03-12-2012 13:26 - ITIE : La Mauritanie est-elle toujours conforme ?
Après le moults péripéties qui ont jalonnées le processus de mise en œuvre de l’Initiative de Transparence dans les Industries Extractives, la Mauritanie a finalement été déclarée en Février 2012 pays conforme aux principes.
Dix mois après cette distinction, les observateurs s’interrogent l’effectivité de cette conformité et l’impact réel que ce label a apporté dans la promotion de la transparence et l’amélioration des conditions de vie de nos populations qui constitue le but ultime de cette Initiative.
Sur le plan du respect des principes de l’ITIE, en si peu de temps, la Mauritanie commence déjà à traîner le pied.
En effet, après sa désignation comme pays conformité, la Mauritanie devait pour commencer, combler son retard en publiant les rapports 2010 et 2011 respectivement en Mai et Aout 2012. A ce jour, ces délais sont largement dépassés sans que ces rapports ne soient produits.
La mise en œuvre du processus ainsi que le recrutement des consultants chargé de la réconciliation des chiffres relève du Comité national ITIE mais force est de constater que les réunions de cet organe sont peu fréquentes voire rares. Ce qui explique en grande partie le retard constaté dans la finalisation du recrutement.
Sur le plan de la transparence, le périmètre couvert par les rapports ITIE de la Mauritanie, comparé aux autres pays comme le Niger et le Burkina, demeure très réduit. Les rapports ITIE ne fournissent des informations que sur une partie de la chaîne de valeur à savoir ce que les compagnies paient à l’Etat ce qui dépasse rarement, même dans les meilleurs des cas plus de 30 % des transactions effectuées par les compagnies.

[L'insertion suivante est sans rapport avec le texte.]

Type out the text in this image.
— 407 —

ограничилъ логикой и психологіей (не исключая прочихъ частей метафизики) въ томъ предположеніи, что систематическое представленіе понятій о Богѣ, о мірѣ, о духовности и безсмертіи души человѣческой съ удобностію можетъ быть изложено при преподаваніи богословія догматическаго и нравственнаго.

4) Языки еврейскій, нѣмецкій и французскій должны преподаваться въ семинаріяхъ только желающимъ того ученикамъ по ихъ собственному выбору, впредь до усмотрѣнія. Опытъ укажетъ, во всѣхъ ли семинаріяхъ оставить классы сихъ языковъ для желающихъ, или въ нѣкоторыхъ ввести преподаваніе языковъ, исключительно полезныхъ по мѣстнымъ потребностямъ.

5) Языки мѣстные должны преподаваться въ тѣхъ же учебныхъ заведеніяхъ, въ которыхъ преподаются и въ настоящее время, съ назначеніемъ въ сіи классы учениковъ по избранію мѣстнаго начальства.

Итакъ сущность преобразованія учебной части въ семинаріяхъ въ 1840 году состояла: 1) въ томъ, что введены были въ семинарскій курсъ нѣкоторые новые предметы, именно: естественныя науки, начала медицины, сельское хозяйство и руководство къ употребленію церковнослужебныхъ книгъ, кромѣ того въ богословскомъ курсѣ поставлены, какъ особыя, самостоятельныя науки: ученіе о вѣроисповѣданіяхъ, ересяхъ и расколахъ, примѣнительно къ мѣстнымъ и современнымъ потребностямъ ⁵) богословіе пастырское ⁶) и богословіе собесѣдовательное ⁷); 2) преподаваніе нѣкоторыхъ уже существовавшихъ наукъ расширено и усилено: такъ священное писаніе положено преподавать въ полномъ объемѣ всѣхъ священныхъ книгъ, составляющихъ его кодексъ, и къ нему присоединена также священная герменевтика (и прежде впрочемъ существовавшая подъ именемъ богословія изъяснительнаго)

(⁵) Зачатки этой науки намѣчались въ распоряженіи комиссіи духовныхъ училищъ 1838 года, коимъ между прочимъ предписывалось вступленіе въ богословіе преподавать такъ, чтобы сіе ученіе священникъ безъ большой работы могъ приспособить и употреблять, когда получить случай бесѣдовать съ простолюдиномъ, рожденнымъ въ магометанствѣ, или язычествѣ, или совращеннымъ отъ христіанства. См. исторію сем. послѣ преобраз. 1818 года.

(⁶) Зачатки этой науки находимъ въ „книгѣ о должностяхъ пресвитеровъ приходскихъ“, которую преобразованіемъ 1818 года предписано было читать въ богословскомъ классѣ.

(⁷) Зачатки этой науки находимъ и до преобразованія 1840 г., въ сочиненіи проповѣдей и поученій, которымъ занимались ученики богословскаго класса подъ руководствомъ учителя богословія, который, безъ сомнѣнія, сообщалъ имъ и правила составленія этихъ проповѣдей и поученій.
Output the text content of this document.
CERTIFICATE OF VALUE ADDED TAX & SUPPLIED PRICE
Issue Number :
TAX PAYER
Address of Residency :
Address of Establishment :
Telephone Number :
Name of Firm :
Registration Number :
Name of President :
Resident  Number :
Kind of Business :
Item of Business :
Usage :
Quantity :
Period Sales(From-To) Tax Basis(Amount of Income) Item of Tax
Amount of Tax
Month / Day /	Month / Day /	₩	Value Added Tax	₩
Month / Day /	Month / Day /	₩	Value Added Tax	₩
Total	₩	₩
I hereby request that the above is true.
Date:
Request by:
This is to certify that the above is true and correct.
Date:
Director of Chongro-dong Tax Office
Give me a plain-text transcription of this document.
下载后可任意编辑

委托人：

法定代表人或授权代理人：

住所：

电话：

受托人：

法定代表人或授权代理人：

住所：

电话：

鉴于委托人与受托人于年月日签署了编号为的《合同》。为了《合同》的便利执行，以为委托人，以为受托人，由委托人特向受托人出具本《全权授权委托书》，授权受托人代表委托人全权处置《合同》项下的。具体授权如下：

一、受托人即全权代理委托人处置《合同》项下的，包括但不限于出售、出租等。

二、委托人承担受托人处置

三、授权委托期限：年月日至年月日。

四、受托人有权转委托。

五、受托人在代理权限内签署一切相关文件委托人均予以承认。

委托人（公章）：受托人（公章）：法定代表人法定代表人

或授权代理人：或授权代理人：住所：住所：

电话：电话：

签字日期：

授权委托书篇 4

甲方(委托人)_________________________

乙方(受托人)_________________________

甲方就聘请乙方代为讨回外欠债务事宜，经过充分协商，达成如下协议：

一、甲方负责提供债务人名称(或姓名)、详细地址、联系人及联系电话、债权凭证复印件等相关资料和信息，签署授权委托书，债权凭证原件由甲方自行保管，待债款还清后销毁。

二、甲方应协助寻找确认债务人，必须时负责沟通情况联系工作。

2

Plus de 60% des revenus tirés des industries extractives passent dans des circuits difficilement contrôlables des fournisseurs de services et qui sont le terreau de la corruption et des crimes économiques. Malgré les efforts entrepris par les pouvoirs publics plusieurs zones d’ombre subsistent encore.

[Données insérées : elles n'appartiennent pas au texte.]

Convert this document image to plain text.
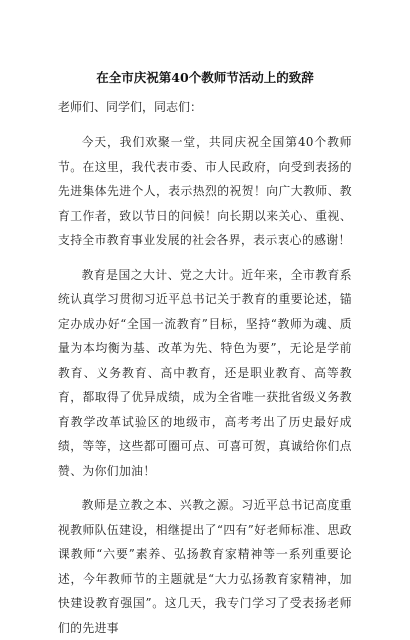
在全市庆祝第40个教师节活动上的致辞
老师们、同学们，同志们：

今天，我们欢聚一堂，共同庆祝全国第40个教师节。在这里，我代表市委、市人民政府，向受到表扬的先进集体先进个人，表示热烈的祝贺！向广大教师、教育工作者，致以节日的问候！向长期以来关心、重视、支持全市教育事业发展的社会各界，表示衷心的感谢！

教育是国之大计、党之大计。近年来，全市教育系统认真学习贯彻习近平总书记关于教育的重要论述，锚定办成办好“全国一流教育”目标，坚持“教师为魂、质量为本均衡为基、改革为先、特色为要”，无论是学前教育、义务教育、高中教育，还是职业教育、高等教育，都取得了优异成绩，成为全省唯一获批省级义务教育教学改革试验区的地级市，高考考出了历史最好成绩，等等，这些都可圈可点、可喜可贺，真诚给你们点赞、为你们加油！

教师是立教之本、兴教之源。习近平总书记高度重视教师队伍建设，相继提出了“四有”好老师标准、思政课教师“六要”素养、弘扬教育家精神等一系列重要论述，今年教师节的主题就是“大力弘扬教育家精神，加快建设教育强国”。这几天，我专门学习了受表扬老师们的先进事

Après les séances d’analyses participatives que la Coalition Mauritanienne PCQVP a organisées dans les villes extractives, les communautés et les travailleurs ont recommandé que le périmètre des rapports couvre désormais une plus grande partie de la chaîne de valeur notamment : les contrats avec les autres compagnies fournisseurs de services, les investissements sociaux des entreprises, les taxes dues aux collectivités locales, ainsi que le chiffre d’affaires des compagnies.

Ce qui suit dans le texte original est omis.